Fame est de trop foible nature,
De noient rit, de noient pleure,
Fame aime et het en trop poi d'eure;
Tost est ses talentz remuez:
Qui fame croit, si est desvé. 120
Pourtant, malgré les rapprochements que nous pouvons effectuer, il est évident que
Chrétien n'a pas voulu faire de Laudine une nouvelle matrone d'Ephèse. En effet, si elle passe
aussi vite de la haine à l'amour, ce n'est pas tout à fait d'elle-même. Sans l'intervention de Lunete,
Laudine n'aurait pas songé à remplacer de si tôt le défenseur de la fontaine. Sa douleur quand
elle pleure la mort de son mari est sincère.

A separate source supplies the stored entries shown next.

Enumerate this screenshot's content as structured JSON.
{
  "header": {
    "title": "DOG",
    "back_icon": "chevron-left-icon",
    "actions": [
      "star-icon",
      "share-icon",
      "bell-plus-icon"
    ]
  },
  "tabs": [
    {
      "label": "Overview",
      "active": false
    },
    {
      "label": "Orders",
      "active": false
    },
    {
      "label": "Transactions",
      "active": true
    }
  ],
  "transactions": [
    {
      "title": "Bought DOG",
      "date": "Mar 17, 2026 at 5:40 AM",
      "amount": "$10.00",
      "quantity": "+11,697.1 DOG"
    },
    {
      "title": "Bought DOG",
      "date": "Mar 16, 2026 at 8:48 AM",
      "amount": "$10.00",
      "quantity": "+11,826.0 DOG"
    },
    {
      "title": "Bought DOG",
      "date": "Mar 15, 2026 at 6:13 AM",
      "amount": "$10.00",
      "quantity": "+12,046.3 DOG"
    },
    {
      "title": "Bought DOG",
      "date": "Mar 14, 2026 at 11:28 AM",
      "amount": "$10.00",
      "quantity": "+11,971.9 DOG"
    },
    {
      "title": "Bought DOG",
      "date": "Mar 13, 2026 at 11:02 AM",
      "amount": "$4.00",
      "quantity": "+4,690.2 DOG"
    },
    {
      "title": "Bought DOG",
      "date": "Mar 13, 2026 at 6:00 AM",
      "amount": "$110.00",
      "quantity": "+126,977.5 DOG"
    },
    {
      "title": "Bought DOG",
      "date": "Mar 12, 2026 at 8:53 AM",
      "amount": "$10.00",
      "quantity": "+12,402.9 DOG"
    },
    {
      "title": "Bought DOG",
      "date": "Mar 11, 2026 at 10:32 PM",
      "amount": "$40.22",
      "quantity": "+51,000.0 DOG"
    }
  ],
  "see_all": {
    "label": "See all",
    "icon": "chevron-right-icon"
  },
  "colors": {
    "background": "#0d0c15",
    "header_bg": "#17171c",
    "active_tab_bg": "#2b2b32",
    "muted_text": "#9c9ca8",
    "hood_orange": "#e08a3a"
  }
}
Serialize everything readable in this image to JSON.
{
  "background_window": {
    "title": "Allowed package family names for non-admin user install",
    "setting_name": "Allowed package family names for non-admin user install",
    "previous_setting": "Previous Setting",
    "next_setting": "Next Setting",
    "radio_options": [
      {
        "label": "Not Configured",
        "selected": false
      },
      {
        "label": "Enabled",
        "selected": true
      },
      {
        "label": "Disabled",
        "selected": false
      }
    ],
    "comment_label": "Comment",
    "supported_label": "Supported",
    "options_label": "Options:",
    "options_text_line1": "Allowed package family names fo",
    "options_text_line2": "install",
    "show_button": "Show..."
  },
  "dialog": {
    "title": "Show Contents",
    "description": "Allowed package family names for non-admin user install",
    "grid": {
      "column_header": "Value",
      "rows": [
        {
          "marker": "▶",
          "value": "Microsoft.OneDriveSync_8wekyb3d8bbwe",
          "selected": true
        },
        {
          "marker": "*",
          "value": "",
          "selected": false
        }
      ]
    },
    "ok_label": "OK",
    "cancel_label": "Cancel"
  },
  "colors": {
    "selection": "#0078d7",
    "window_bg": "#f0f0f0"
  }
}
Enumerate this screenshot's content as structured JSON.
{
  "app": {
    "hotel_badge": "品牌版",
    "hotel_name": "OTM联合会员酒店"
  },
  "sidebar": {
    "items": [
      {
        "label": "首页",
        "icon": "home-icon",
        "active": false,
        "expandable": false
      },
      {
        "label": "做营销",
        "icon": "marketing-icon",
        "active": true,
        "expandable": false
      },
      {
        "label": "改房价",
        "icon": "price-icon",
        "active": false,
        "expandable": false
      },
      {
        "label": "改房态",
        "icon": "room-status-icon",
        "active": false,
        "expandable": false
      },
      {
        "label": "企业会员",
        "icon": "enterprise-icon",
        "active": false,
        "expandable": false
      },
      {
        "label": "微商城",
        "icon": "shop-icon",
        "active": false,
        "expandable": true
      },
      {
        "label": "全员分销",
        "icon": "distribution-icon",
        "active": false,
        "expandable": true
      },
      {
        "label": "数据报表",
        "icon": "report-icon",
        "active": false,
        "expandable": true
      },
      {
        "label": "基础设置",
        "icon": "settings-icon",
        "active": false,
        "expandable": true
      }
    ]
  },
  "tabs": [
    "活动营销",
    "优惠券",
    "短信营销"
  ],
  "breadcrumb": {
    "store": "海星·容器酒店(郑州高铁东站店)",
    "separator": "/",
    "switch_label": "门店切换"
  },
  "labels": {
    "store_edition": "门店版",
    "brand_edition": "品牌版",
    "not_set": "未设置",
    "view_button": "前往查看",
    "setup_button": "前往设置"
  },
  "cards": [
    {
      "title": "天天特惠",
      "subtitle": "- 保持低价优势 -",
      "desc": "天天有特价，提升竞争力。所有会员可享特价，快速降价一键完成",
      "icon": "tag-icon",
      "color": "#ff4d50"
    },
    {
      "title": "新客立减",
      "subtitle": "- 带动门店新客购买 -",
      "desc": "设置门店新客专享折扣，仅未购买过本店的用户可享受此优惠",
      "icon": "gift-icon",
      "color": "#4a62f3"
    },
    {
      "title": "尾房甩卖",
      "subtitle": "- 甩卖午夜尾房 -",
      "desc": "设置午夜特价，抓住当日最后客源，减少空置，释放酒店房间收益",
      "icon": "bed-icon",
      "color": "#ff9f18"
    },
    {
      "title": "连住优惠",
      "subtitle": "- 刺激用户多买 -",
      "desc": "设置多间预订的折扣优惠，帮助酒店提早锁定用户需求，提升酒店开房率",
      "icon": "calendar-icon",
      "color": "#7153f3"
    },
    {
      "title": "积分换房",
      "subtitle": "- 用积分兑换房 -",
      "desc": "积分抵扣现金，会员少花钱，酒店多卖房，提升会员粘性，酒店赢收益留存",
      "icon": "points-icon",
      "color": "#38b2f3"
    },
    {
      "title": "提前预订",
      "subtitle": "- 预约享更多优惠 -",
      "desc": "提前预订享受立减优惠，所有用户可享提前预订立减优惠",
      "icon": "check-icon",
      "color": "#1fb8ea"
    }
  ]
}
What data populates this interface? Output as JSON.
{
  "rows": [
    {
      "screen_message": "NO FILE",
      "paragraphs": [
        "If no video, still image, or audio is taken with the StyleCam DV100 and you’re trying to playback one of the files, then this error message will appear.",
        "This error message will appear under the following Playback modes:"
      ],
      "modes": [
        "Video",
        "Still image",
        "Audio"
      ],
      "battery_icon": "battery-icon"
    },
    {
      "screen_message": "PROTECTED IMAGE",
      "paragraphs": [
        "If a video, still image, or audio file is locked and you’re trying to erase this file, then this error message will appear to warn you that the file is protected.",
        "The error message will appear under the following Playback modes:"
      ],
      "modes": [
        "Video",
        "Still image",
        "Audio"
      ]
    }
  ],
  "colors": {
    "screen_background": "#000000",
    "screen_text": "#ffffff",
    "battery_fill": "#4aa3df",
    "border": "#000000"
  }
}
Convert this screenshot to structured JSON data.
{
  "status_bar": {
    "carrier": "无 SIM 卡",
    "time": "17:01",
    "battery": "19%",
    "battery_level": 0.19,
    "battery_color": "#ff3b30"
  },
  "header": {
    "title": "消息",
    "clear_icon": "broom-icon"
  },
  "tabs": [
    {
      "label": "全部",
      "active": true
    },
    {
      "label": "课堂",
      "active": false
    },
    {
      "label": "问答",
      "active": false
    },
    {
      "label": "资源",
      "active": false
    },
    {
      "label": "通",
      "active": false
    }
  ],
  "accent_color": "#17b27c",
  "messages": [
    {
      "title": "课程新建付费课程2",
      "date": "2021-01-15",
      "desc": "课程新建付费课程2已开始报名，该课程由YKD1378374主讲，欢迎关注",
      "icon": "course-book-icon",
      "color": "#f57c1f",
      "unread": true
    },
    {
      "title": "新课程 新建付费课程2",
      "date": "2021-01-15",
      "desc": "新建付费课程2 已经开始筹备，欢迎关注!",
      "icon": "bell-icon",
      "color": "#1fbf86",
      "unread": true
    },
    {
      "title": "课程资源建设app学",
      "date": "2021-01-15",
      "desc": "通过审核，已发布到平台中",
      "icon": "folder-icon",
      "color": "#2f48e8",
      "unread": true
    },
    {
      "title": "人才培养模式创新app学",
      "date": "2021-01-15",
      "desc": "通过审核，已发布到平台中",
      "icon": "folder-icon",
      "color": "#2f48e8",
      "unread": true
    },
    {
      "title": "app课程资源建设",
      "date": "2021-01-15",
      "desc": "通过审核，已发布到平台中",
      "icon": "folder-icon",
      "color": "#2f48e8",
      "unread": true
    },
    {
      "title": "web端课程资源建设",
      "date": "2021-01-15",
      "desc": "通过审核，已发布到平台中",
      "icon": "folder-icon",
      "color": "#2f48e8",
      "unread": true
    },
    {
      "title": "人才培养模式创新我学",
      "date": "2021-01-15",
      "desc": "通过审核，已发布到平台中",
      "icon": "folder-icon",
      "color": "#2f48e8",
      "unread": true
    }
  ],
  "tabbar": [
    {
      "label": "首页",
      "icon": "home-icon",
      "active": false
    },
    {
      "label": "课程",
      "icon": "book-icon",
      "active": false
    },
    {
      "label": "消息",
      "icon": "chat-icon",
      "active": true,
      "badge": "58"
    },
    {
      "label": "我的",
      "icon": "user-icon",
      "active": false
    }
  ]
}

C'est Lunete qui va tout faire pour persuader Laudine de sécher ses larmes et de songer
à prendre un époux car il va falloir défendre la fontaine: le roi Arthur arrive dans une semaine et
Laudine ne devra pas compter sur ses chevaliers qui sont trop lâches pour repousser qui que ce
soit. Dans un premier temps, la veuve s'indigne et chasse sa suivante, mais sa curiosité a été
éveillée. La suivante revient et prouve à sa maîtresse qu'Yvain est plus vaillant qu'Esclados
l'ancien défenseur de la fontaine. La nuit, la Dame réfléchit a la proposition de sa confidente.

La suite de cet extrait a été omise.